Frank: Principally I’d prefer to sell, sell everything locally. I could really see it all comes back to price, especially rice, because it’s a staple people are very price conscious with it. But I don’t think I could grow enough rice to supply this area, within a hundred kilometres of where we live. You see how much rice is sold, basically I’d much refer to sell it locally. We send some to Sydney and some to Brisbane. There’s co-ops, sort of small co-ops, small shops that sell it for me but, no I suppose it’s not worth my while to sell it to Sun Rice.

And so is it viable? You know what you are doing at the moment, can you, do you need to continue to expand, or is it, are there other things you might be doing in the future? Considering what was happening for your dad and then the issues around farming generally and the overheads on food.

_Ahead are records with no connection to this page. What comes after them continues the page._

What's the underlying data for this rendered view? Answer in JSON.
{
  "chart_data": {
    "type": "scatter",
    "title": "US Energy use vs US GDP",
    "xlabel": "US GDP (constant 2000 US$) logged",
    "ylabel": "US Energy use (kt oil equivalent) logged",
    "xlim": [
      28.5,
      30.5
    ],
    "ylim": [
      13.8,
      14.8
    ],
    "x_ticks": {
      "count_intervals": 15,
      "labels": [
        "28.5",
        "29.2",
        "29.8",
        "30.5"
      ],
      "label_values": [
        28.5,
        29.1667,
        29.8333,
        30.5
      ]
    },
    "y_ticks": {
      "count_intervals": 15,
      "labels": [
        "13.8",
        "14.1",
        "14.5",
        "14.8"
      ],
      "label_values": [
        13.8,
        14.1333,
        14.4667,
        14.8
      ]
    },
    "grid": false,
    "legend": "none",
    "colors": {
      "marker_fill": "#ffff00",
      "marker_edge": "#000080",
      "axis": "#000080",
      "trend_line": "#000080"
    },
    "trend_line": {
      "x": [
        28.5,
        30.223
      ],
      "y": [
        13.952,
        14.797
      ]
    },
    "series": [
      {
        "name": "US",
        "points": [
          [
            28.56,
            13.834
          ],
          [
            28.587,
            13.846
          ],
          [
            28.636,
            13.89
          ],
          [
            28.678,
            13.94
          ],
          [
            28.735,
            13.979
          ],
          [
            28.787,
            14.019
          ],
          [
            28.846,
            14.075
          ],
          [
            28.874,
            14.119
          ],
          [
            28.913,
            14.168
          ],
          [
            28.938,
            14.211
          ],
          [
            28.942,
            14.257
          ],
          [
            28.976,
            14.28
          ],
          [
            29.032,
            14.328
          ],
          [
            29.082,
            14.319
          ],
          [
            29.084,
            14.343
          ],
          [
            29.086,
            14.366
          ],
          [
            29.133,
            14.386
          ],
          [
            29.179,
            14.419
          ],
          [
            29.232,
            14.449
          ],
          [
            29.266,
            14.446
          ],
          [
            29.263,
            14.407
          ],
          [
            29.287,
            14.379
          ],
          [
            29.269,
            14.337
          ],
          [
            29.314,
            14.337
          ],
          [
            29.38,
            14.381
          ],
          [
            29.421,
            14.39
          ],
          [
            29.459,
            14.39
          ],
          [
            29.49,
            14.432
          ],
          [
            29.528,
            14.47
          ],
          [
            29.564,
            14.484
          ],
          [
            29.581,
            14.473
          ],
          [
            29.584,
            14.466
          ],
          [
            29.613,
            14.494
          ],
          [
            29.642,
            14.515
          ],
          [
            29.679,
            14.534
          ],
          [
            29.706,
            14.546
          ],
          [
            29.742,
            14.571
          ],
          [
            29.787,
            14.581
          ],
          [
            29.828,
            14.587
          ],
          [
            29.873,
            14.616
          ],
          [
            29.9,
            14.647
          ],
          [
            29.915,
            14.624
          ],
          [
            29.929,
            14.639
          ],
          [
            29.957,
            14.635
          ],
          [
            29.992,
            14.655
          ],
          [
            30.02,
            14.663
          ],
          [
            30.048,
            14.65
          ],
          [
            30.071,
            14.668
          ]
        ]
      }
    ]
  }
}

Frank: Because we are direct marketing it’s worthwhile. It’s probably only a certain level you can get to. But I suppose we were in the right place at the right time as well. The local food market is growing rapidly. People are becoming of more aware of how their food is produced and where it comes from. I think that’s really changed in the last five years. I’ve really seen a big difference in that. And that changed people’s buying attitudes. They’re more than happy to pay a little bit extra for something that’s been produced ethically and with the environment in mind more than just the cheapest you can get.